Dans le vrac de ma tête, il y a ça aussi.
J’ai plutôt tendance à combattre mes tragédies en riant et en brandissant la pulsion de vie, alors pourquoi tout d’un coup ce slogan revendiqué par beaucoup que « Boire des coups en terrasse sera une forme de résistance » me gène un peu…
C’est de la résistance fastoche, non ? J’ai presqu’envie de dire de la résistance confortable… Qu’une partie de nos vies se poursuive, évidemment, c’est impossible autrement, c’est humain, on s’adapte à toutes les situations. Mais, là : ne rien changer à nos Habitudes, c’est seulement ça qui sera notre lutte ?
Je pense à ma grand-mère ces jours-ci. Elle me racontait la guerre, l’occupation.
Je comprends maintenant que ma fascination pour la vie vient sans doute de par-là, de ces récits qu’elle me faisait, que je lui réclamais, qu’elle me dise encore et encore comment au coeur de la guerre, des bombes, de la mort, comment pourtant elle riait à cause de la voisine si chic qui débarquait avec ses bigoudis sur la tête, dans l’abri au fond au jardin pendant les alertes, et ça les faisait tellement rire.
C’était une de mes histoires préférées, je la trouvais incomparable, inconcevable : rire, alors que cette sirène de mort retentissait, comme c’était possible ?
Je devais y mêler des images de films, sûrement un peu de Jeux interdits, les enfants sur la route, les réfugiés, la petite fille perdue après que ces parents soient mitraillés par des avions… Comme au Bataclan, on tire au hasard.
Parmi toutes les peurs qu’ont les enfants, moi j’avais très fort celle de la guerre, et donc, je pense que cette histoire du fou rire pendant l’alerte m’a convaincue que la joie est toujours possible. Alors, pourquoi ça me gêne tellement cette fanfaronnade des terrasses et de boire des coups ?
Peut-être juste, parce que je sais, qu’à part boire des coups, on ne fera pas grand chose d’autre. Je ne juge pas. Je m’inquiète de ça. Qu’on se prenne pour des héros et que ça ne change rien.
Le vrac, c’est exactement ce que je ressens depuis samedi matin.

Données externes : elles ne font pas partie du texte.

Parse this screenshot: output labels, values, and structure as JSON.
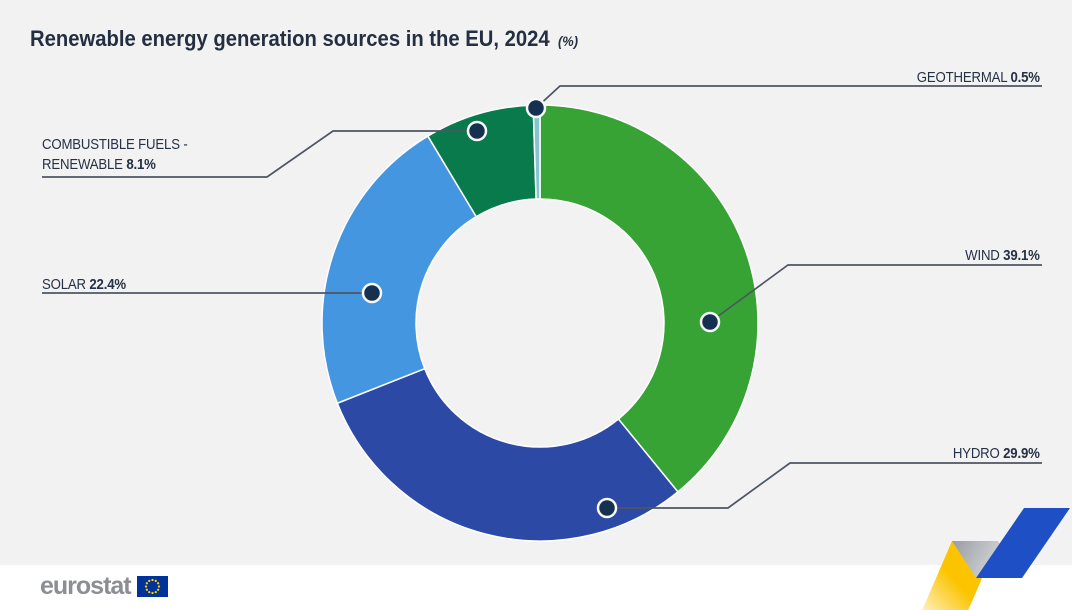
{
  "title": {
    "text": "Renewable energy generation sources in the EU, 2024",
    "unit": "(%)"
  },
  "chart_data": {
    "type": "pie",
    "variant": "donut",
    "title": "Renewable energy generation sources in the EU, 2024",
    "unit": "%",
    "direction": "clockwise",
    "start_angle_deg": 0,
    "slices": [
      {
        "label": "Wind",
        "value": 39.1,
        "color": "#38a335"
      },
      {
        "label": "Hydro",
        "value": 29.9,
        "color": "#2c49a6"
      },
      {
        "label": "Solar",
        "value": 22.4,
        "color": "#4596e0"
      },
      {
        "label": "Combustible fuels - renewable",
        "value": 8.1,
        "color": "#087a4b"
      },
      {
        "label": "Geothermal",
        "value": 0.5,
        "color": "#85c4cf"
      }
    ]
  },
  "slice_labels": {
    "geothermal": {
      "name": "GEOTHERMAL",
      "value": "0.5%"
    },
    "wind": {
      "name": "WIND",
      "value": "39.1%"
    },
    "hydro": {
      "name": "HYDRO",
      "value": "29.9%"
    },
    "solar": {
      "name": "SOLAR",
      "value": "22.4%"
    },
    "combustible": {
      "line1": "COMBUSTIBLE FUELS -",
      "line2": "RENEWABLE",
      "value": "8.1%"
    }
  },
  "logo": {
    "text": "eurostat"
  },
  "colors": {
    "background": "#f2f2f3",
    "title_text": "#243041",
    "label_text": "#253144",
    "leader_line": "#4d5663",
    "marker_fill": "#16304f",
    "marker_ring": "#f7f8f9",
    "logo_text": "#8b8e92",
    "flag_blue": "#003399",
    "star_yellow": "#ffcc00",
    "ribbon_yellow": "#fcc400",
    "ribbon_yellow_fade": "#fff3cd",
    "ribbon_blue": "#1f4fc5",
    "fold_gray_dark": "#989da3",
    "fold_gray_light": "#f2f2f2"
  }
}
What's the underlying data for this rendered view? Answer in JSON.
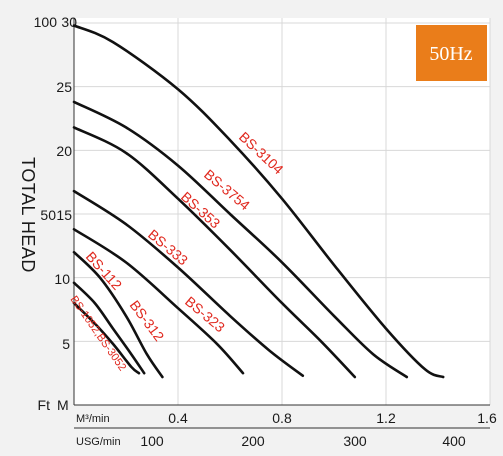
{
  "chart_data": {
    "type": "line",
    "badge": "50Hz",
    "ylabel": "TOTAL HEAD",
    "y_unit_m": "M",
    "y_unit_ft": "Ft",
    "x_unit_m3": "M³/min",
    "x_unit_usg": "USG/min",
    "ylim": [
      0,
      30
    ],
    "xlim": [
      0,
      1.6
    ],
    "y_ticks_m": [
      "5",
      "10",
      "15",
      "20",
      "25",
      "30"
    ],
    "y_ticks_ft": [
      "50",
      "100"
    ],
    "x_ticks_m3": [
      "0.4",
      "0.8",
      "1.2",
      "1.6"
    ],
    "x_ticks_usg": [
      "100",
      "200",
      "300",
      "400"
    ],
    "series": [
      {
        "name": "BS-3104",
        "points": [
          [
            0.0,
            29.8
          ],
          [
            0.15,
            28.5
          ],
          [
            0.4,
            24.8
          ],
          [
            0.6,
            20.8
          ],
          [
            0.8,
            16.2
          ],
          [
            1.0,
            11.0
          ],
          [
            1.2,
            6.0
          ],
          [
            1.35,
            2.8
          ],
          [
            1.42,
            2.2
          ]
        ]
      },
      {
        "name": "BS-3754",
        "points": [
          [
            0.0,
            23.8
          ],
          [
            0.2,
            21.8
          ],
          [
            0.4,
            18.8
          ],
          [
            0.6,
            15.0
          ],
          [
            0.8,
            11.2
          ],
          [
            1.0,
            7.0
          ],
          [
            1.15,
            4.0
          ],
          [
            1.28,
            2.2
          ]
        ]
      },
      {
        "name": "BS-353",
        "points": [
          [
            0.0,
            21.8
          ],
          [
            0.2,
            19.8
          ],
          [
            0.4,
            16.2
          ],
          [
            0.6,
            12.2
          ],
          [
            0.8,
            8.0
          ],
          [
            0.95,
            5.0
          ],
          [
            1.08,
            2.2
          ]
        ]
      },
      {
        "name": "BS-333",
        "points": [
          [
            0.0,
            16.8
          ],
          [
            0.2,
            14.2
          ],
          [
            0.4,
            10.8
          ],
          [
            0.6,
            7.0
          ],
          [
            0.75,
            4.3
          ],
          [
            0.88,
            2.3
          ]
        ]
      },
      {
        "name": "BS-323",
        "points": [
          [
            0.0,
            13.8
          ],
          [
            0.2,
            11.2
          ],
          [
            0.4,
            7.6
          ],
          [
            0.55,
            4.8
          ],
          [
            0.65,
            2.5
          ]
        ]
      },
      {
        "name": "BS-312",
        "points": [
          [
            0.0,
            12.0
          ],
          [
            0.1,
            10.0
          ],
          [
            0.2,
            7.0
          ],
          [
            0.28,
            4.0
          ],
          [
            0.34,
            2.2
          ]
        ]
      },
      {
        "name": "BS-112",
        "points": [
          [
            0.0,
            9.6
          ],
          [
            0.08,
            8.0
          ],
          [
            0.15,
            6.0
          ],
          [
            0.22,
            4.0
          ],
          [
            0.27,
            2.5
          ]
        ]
      },
      {
        "name": "BS-1052",
        "points": [
          [
            0.0,
            8.0
          ],
          [
            0.08,
            6.4
          ],
          [
            0.15,
            4.8
          ],
          [
            0.22,
            3.0
          ],
          [
            0.25,
            2.5
          ]
        ]
      }
    ],
    "labels": [
      "BS-3104",
      "BS-3754",
      "BS-353",
      "BS-333",
      "BS-323",
      "BS-312",
      "BS-112",
      "BS-1052,BS-3052"
    ]
  }
}
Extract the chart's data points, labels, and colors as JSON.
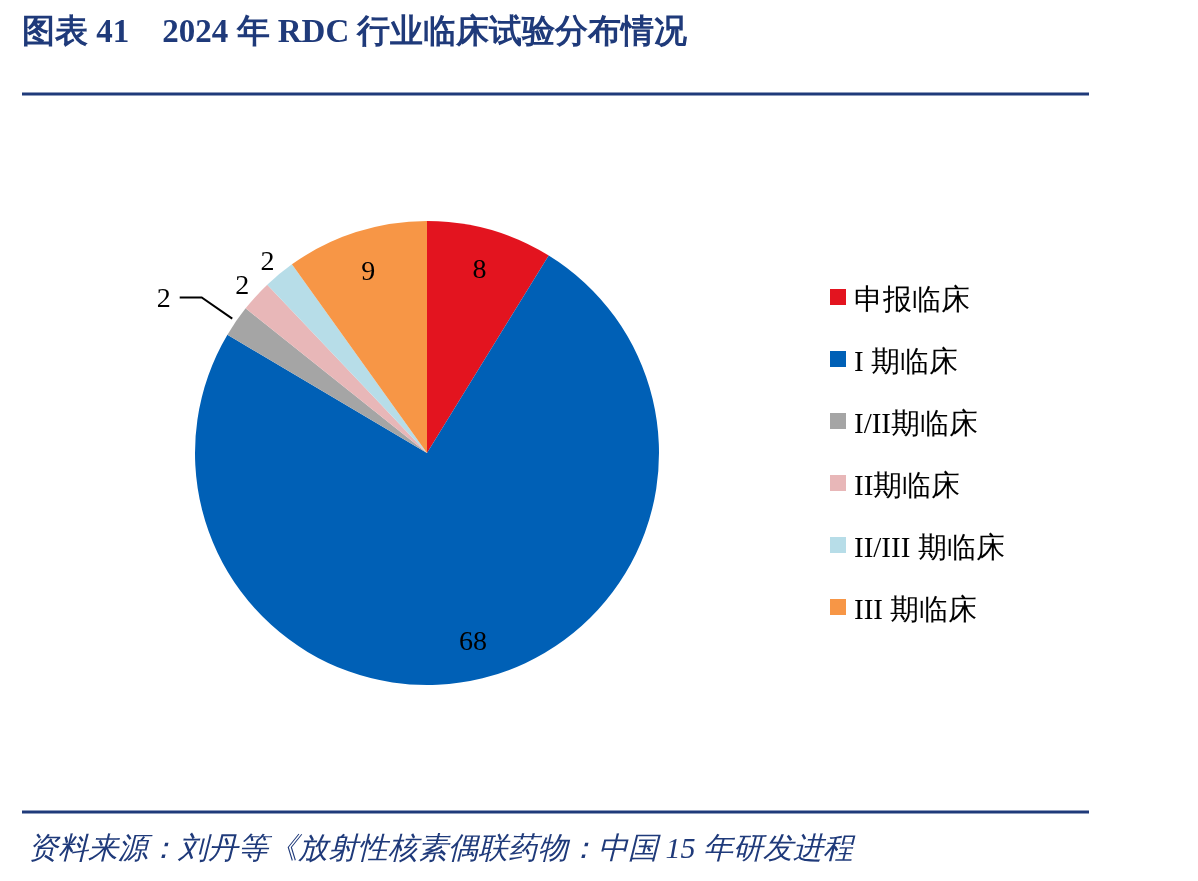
{
  "chart_data": {
    "type": "pie",
    "title": "图表 41　2024 年 RDC 行业临床试验分布情况",
    "categories": [
      "申报临床",
      "I 期临床",
      "I/II期临床",
      "II期临床",
      "II/III 期临床",
      "III 期临床"
    ],
    "values": [
      8,
      68,
      2,
      2,
      2,
      9
    ],
    "colors": [
      "#e3141f",
      "#0060b6",
      "#a5a5a5",
      "#e8b7b8",
      "#b7dde8",
      "#f79646"
    ],
    "data_labels": true,
    "legend": "right",
    "annotations": [
      "资料来源：刘丹等《放射性核素偶联药物：中国 15 年研发进程"
    ]
  }
}
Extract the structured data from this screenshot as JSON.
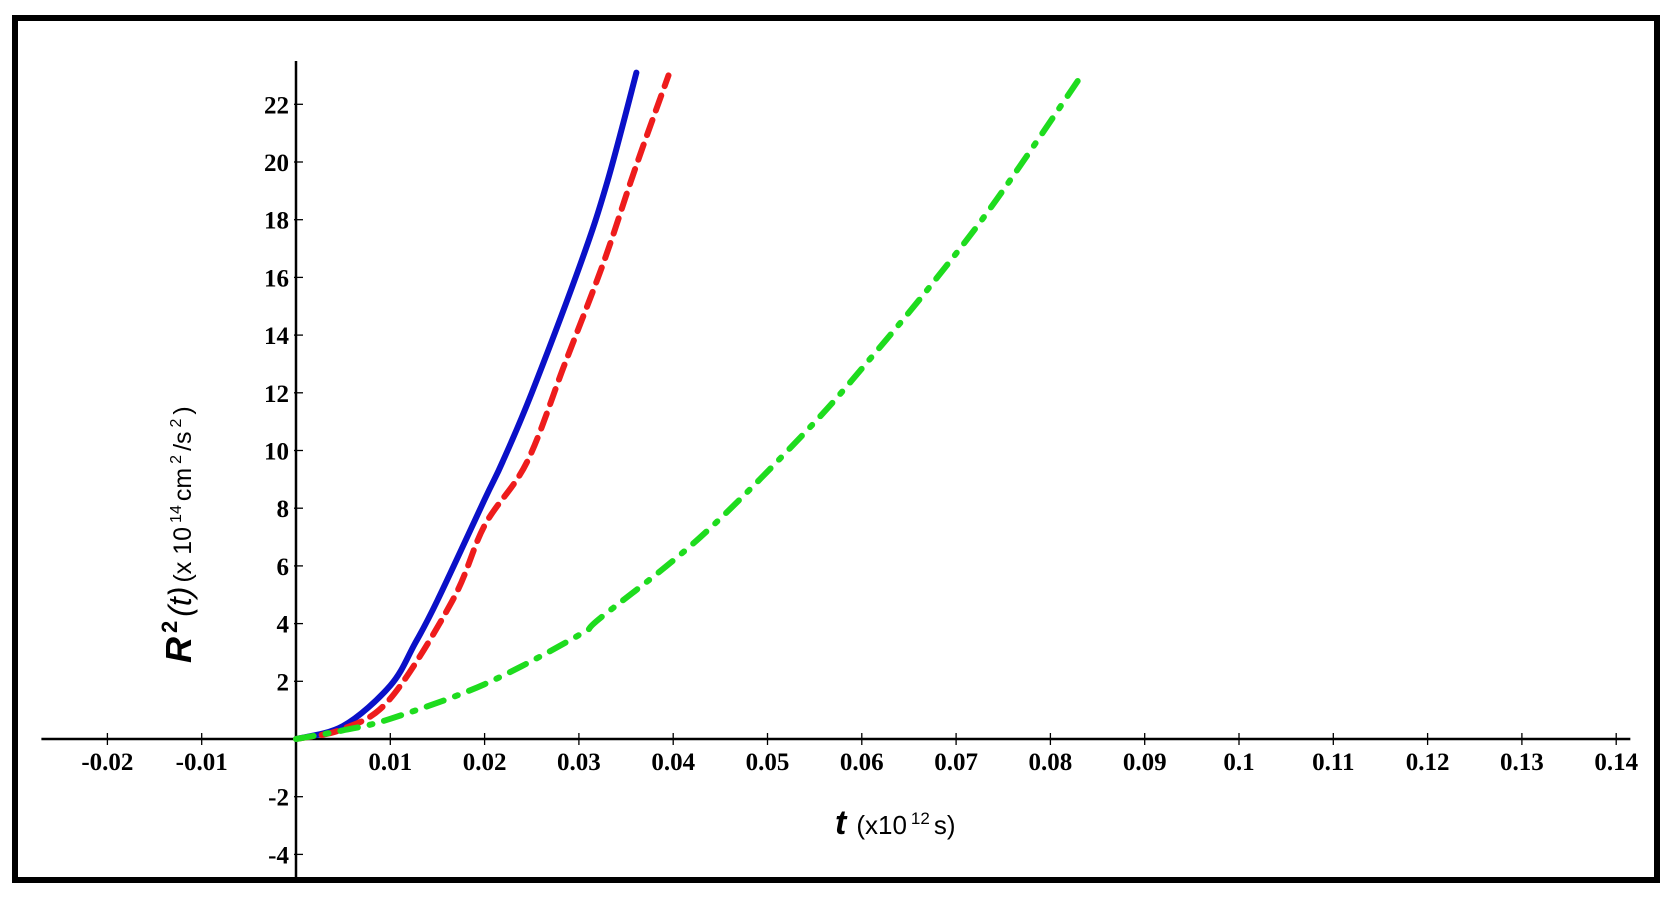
{
  "chart_data": {
    "type": "line",
    "title": "",
    "xlabel": {
      "symbol": "t",
      "unit_prefix": "(x10",
      "unit_exp": "12",
      "unit_suffix": " s)"
    },
    "ylabel": {
      "symbol": "R",
      "symbol_exp": "2",
      "symbol_arg": "(t)",
      "unit_prefix": " (x 10",
      "unit_exp": "14",
      "unit_mid": " cm",
      "unit_mid_exp": "2",
      "unit_mid2": "/s",
      "unit_mid2_exp": "2",
      "unit_suffix": ")"
    },
    "xlim": [
      -0.027,
      0.1415
    ],
    "ylim": [
      -4.8,
      23.5
    ],
    "x_ticks": [
      -0.02,
      -0.01,
      0.01,
      0.02,
      0.03,
      0.04,
      0.05,
      0.06,
      0.07,
      0.08,
      0.09,
      0.1,
      0.11,
      0.12,
      0.13,
      0.14
    ],
    "x_tick_labels": [
      "-0.02",
      "-0.01",
      "0.01",
      "0.02",
      "0.03",
      "0.04",
      "0.05",
      "0.06",
      "0.07",
      "0.08",
      "0.09",
      "0.1",
      "0.11",
      "0.12",
      "0.13",
      "0.14"
    ],
    "y_ticks": [
      -4,
      -2,
      2,
      4,
      6,
      8,
      10,
      12,
      14,
      16,
      18,
      20,
      22
    ],
    "y_tick_labels": [
      "-4",
      "-2",
      "2",
      "4",
      "6",
      "8",
      "10",
      "12",
      "14",
      "16",
      "18",
      "20",
      "22"
    ],
    "grid": false,
    "legend": null,
    "series": [
      {
        "name": "blue-solid",
        "color": "#0a10c8",
        "style": "solid",
        "x": [
          0,
          0.005,
          0.01,
          0.0126,
          0.015,
          0.02,
          0.0219,
          0.025,
          0.0302,
          0.033,
          0.0361
        ],
        "y": [
          0,
          0.45,
          1.85,
          3.3,
          4.8,
          8.3,
          9.6,
          12.0,
          16.5,
          19.3,
          23.1
        ]
      },
      {
        "name": "red-dashed",
        "color": "#ee1c1c",
        "style": "dashed",
        "x": [
          0,
          0.005,
          0.01,
          0.0166,
          0.02,
          0.0245,
          0.0285,
          0.0326,
          0.036,
          0.0395
        ],
        "y": [
          0,
          0.35,
          1.4,
          4.8,
          7.4,
          9.6,
          13.0,
          16.5,
          19.8,
          23.0
        ]
      },
      {
        "name": "green-dashdot",
        "color": "#1edc1e",
        "style": "dashdot",
        "x": [
          0,
          0.005,
          0.01,
          0.02,
          0.03,
          0.0323,
          0.0429,
          0.0542,
          0.0612,
          0.068,
          0.0743,
          0.0833
        ],
        "y": [
          0,
          0.3,
          0.7,
          1.9,
          3.6,
          4.2,
          7.0,
          10.7,
          13.3,
          16.0,
          18.7,
          23.0
        ]
      }
    ]
  }
}
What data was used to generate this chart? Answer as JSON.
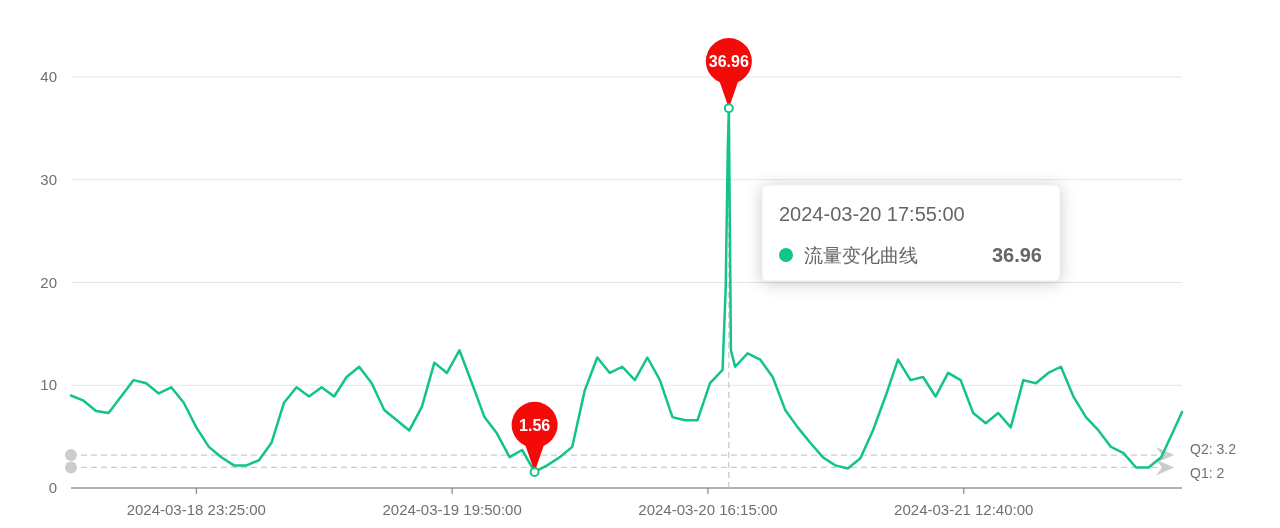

Hier, à 8h30 environ, sur France Culture, j’entends une voix féminine qui égrène une litanie naïve au vocabulaire pauvre : « les terroristes n’aiment pas les livres, nous allons ouvrir plus de bibliothèques ; les terroristes n’aiment pas qu’on rit, nous allons rire encore plus ; les terroristes n’aiment pas la musique, nous allons faire plus de concerts… » et je me dis « Mais c’est qui cette tarte ? » et je découvre après avoir pensé « tarte » (ma copine Ch. avec qui j’en ai parlé, elle écoutait aussi, et elle a pensé « c’est qui cette quiche ? ») : c’est la ministre de la culture.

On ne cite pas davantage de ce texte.